At the remains of one building, I stopped for 15 minutes, studying the red, blue, and green colorations from an ancient mural, imagining the painstaking hands of the artist who had fashioned them. A few steps later, I paused again before a doorway lintel. I pictured the artisan who had intricately inscribed it, and the ceremony with which it had been carefully placed atop two pillars of rocks, and the awe with which it had been admired, just as I was admiring it now, on those same rocky pillars, more than a millennium later.

Structure and murals at Yaxchilan, Chiapas, Mexico

The most moving edifice was the three-level temple called Structure 33, which towered against the sky on the top of a hill.

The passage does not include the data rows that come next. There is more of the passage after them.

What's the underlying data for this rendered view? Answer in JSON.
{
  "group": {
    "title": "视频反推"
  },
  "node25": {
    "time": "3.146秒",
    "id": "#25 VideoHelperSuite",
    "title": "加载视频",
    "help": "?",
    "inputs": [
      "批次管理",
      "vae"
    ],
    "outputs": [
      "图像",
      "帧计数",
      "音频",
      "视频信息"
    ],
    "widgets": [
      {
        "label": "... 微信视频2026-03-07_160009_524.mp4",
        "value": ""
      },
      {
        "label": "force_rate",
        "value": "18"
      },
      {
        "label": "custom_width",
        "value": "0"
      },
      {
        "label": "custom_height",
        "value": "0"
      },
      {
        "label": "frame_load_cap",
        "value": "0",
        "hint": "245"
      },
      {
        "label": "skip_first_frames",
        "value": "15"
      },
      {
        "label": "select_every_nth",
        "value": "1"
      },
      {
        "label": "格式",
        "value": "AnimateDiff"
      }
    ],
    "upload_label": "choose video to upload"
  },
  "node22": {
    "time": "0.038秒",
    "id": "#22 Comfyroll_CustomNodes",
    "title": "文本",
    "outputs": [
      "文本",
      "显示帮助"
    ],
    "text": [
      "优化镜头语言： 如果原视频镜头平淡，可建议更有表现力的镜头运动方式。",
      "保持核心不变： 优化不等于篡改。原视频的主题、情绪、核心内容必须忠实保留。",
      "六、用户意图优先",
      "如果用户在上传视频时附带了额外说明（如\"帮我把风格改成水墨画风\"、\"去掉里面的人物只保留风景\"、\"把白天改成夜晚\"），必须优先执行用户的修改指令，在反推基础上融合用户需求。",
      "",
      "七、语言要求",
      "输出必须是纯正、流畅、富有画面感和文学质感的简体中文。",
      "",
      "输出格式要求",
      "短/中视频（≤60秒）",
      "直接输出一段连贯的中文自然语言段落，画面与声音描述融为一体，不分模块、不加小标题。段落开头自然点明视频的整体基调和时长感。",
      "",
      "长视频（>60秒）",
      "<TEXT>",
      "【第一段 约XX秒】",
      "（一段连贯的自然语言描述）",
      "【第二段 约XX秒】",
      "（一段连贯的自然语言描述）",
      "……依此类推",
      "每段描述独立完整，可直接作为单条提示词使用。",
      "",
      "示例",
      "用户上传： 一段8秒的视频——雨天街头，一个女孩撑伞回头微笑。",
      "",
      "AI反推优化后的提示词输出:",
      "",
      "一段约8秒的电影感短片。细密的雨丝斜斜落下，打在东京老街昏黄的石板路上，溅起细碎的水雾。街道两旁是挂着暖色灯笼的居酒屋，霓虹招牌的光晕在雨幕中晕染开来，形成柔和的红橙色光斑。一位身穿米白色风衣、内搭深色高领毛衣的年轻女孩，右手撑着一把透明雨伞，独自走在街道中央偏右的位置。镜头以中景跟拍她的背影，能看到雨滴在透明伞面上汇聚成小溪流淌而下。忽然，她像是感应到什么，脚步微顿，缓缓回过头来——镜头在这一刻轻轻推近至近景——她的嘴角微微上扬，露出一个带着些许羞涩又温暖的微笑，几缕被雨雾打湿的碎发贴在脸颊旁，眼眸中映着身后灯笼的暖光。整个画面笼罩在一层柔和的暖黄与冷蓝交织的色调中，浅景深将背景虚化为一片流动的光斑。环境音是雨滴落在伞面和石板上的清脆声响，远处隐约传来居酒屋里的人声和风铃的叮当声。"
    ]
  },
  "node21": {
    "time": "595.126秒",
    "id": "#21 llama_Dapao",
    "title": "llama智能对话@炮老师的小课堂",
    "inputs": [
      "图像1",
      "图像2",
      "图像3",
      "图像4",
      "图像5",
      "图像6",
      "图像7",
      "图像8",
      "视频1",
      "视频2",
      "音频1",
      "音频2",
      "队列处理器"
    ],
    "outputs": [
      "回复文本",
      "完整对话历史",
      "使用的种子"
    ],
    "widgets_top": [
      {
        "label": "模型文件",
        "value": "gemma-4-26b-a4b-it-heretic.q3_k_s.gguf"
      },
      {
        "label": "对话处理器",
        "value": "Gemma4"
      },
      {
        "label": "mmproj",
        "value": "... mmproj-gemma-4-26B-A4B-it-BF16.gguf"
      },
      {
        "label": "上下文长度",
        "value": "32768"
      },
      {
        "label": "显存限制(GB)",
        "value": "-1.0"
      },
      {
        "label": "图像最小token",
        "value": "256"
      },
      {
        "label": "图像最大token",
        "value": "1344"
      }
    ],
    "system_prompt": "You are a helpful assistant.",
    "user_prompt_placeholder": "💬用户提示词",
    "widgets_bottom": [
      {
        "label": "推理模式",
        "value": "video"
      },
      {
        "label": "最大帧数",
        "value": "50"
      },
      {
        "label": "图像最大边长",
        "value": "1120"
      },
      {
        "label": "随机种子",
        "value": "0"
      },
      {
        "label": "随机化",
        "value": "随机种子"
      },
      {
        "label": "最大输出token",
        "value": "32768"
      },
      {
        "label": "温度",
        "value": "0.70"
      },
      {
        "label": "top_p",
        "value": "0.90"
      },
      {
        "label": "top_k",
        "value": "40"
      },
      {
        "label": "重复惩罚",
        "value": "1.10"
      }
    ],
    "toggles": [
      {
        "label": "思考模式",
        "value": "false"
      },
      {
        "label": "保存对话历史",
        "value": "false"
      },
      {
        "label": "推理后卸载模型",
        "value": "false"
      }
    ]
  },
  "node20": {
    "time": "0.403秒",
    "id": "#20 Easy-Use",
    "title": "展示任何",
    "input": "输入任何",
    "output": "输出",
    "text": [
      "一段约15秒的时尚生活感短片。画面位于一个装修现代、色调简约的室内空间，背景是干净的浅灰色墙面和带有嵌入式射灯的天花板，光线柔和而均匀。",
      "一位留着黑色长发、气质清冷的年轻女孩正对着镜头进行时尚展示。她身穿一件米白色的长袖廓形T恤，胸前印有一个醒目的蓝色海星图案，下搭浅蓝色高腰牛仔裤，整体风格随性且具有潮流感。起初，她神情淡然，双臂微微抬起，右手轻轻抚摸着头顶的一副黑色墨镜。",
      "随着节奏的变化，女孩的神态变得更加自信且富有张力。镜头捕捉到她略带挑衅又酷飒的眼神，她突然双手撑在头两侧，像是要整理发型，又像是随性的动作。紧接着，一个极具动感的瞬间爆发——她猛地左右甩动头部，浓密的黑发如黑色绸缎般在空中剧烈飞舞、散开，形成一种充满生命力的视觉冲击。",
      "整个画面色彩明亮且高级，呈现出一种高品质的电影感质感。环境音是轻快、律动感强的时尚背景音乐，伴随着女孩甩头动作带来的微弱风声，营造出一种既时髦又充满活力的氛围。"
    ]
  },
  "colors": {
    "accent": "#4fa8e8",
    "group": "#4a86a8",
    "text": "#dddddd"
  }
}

After scrambling up a slippery rock stairway, we were rewarded with close-up views of extraordinarily detailed lintels that depicted the ruler, Bird Jaguar IV, and his father and grandfather playing a traditional Maya ball game that our guide explained was a ceremonial celebration of victory over a regional rival.

Then I walked behind the temple, and suddenly found myself heart-poundingly alone. Standing under the natural architecture of an enormous ceiba tree that seemed to dwarf the manmade structure, studying the leaves and vines that seemed to sprout everywhere from the temple’s stony niches, surrounded on all sides by the ceaseless monkeys’ roars, I understood that the jungle would one day reclaim this site, and that the Maya stones, and my own human bones, were infinitely more fragile than the jungle’s boughs and vines.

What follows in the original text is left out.